The Cellular Recursion challenge In this exercise, described here, we used state-of-the-art CNNs and related techniques to classify images derived from high-throughput fluorescent microscopy assays.  In similar work, such methods have been used to identify the “mechanism of action” of small molecule compounds in high-throughput screening. In these images, various siRNA treatments (~1100 in total) are applied to several cell lines. Due to the genetic perturbations introduced, the appearance of the cells is potentially altered; one can envision how such models can be informative for understanding more general genotype-phenotype relationships. Ultimately, the goal is to use our model to predict the siRNA treatment on an unseen/new set of images, as one might do for a novel clinical sample.

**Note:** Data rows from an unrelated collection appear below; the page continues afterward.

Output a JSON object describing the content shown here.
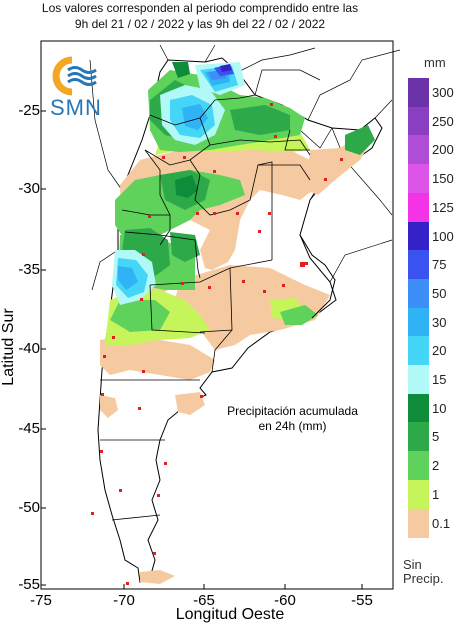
{
  "header": {
    "line1": "Los valores corresponden al periodo comprendido entre las",
    "line2": "9h del 21 / 02 / 2022  y las 9h del 22 / 02 / 2022"
  },
  "logo": {
    "text": "SMN",
    "icon": "smn-logo-icon"
  },
  "axes": {
    "y_label": "Latitud Sur",
    "x_label": "Longitud Oeste",
    "y_ticks": [
      "-25",
      "-30",
      "-35",
      "-40",
      "-45",
      "-50",
      "-55"
    ],
    "x_ticks": [
      "-75",
      "-70",
      "-65",
      "-60",
      "-55"
    ]
  },
  "annotation": {
    "line1": "Precipitación acumulada",
    "line2": "en 24h (mm)"
  },
  "legend": {
    "unit": "mm",
    "no_precip_label": "Sin Precip.",
    "items": [
      {
        "label": "300",
        "color": "#6c33a8"
      },
      {
        "label": "250",
        "color": "#8a3fc2"
      },
      {
        "label": "200",
        "color": "#b04dd6"
      },
      {
        "label": "150",
        "color": "#dd55e8"
      },
      {
        "label": "125",
        "color": "#f533e6"
      },
      {
        "label": "100",
        "color": "#3422c8"
      },
      {
        "label": "75",
        "color": "#3a52f0"
      },
      {
        "label": "50",
        "color": "#3d8ef7"
      },
      {
        "label": "30",
        "color": "#2fb3f5"
      },
      {
        "label": "20",
        "color": "#45d6f7"
      },
      {
        "label": "15",
        "color": "#b0f9f7"
      },
      {
        "label": "10",
        "color": "#0f8c3a"
      },
      {
        "label": "5",
        "color": "#2ea94a"
      },
      {
        "label": "2",
        "color": "#5ed25a"
      },
      {
        "label": "1",
        "color": "#c5f55a"
      },
      {
        "label": "0.1",
        "color": "#f6caa0"
      }
    ]
  }
}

The microscopy data is arranged in a hierarchical manner, depicted in Figure 1:

For each of the four cell lines, there are a number of experiments, which may be regarded as biological replicates. Within each experiment, each of the 1108 siRNA are tested on one of four 384-well plates. Finally, the siRNA are tested in “groups” of 277 siRNA. In Figure 1, we see that within experiment “EXP_1”, siRNA group “A” is featured on plate 1. In “EXP_N”, those same 277 are on plate 3. In addition to the 1108 siRNA, other wells are filled with 30 “positive control” siRNA, which are featured on every plate within an experiment. In Figure 2, we show two such experiments. The blue points denote the non-control siRNA (1108), orange points denote the 30 control siRNA, and the grey points denote wells that are not used for technical reasons. The three lines are meant to show how the same siRNA are featured in each experiment, but are located at different locations on different plates.

Diving deeper, consider a single well (which is contained on a particular plate, in a particular experiment, for a certain cell line). In this well (where we are testing a single siRNA), two sites are imaged. These may be regarded as technical replicates, and ideally can provide a reasonable sample of the perturbed cell population within that well.

When it comes to the microscopy images which form the basis of our model, the sites are imaged with six different filters that capture flourescence emissions within a target wavelength band. The flourescence signals are designed to capture particular components of the cell, such as imaging DNA-binding stains, allowing visualization of the cell nuclei. In Figure 3, we show these six images:

Results and outcomes After splitting the data into training and validation sets, we trained our CNN on GPU-enabled machines over several days. Due to the high number of parameters, CNNs are quite prone to overfitting if certain precautions are not taken. That is, given enough training time, the model would be able to generate perfect predictions on the training data. By evaluating the model on unseen validation data, we are able to more accurately judge when a model has completed its training.

For the CNN we implemented, our model was able to correctly predict the siRNA treatment for approximately 90% of the wells on an independent test set. Achieving this level of accuracy was partially dependent on exploiting the structure of the experiment; recall that siRNA occurred in groups of 277. Raw prediction accuracy– predicting the correct siRNA out of all 1108 was closer to 65-75%.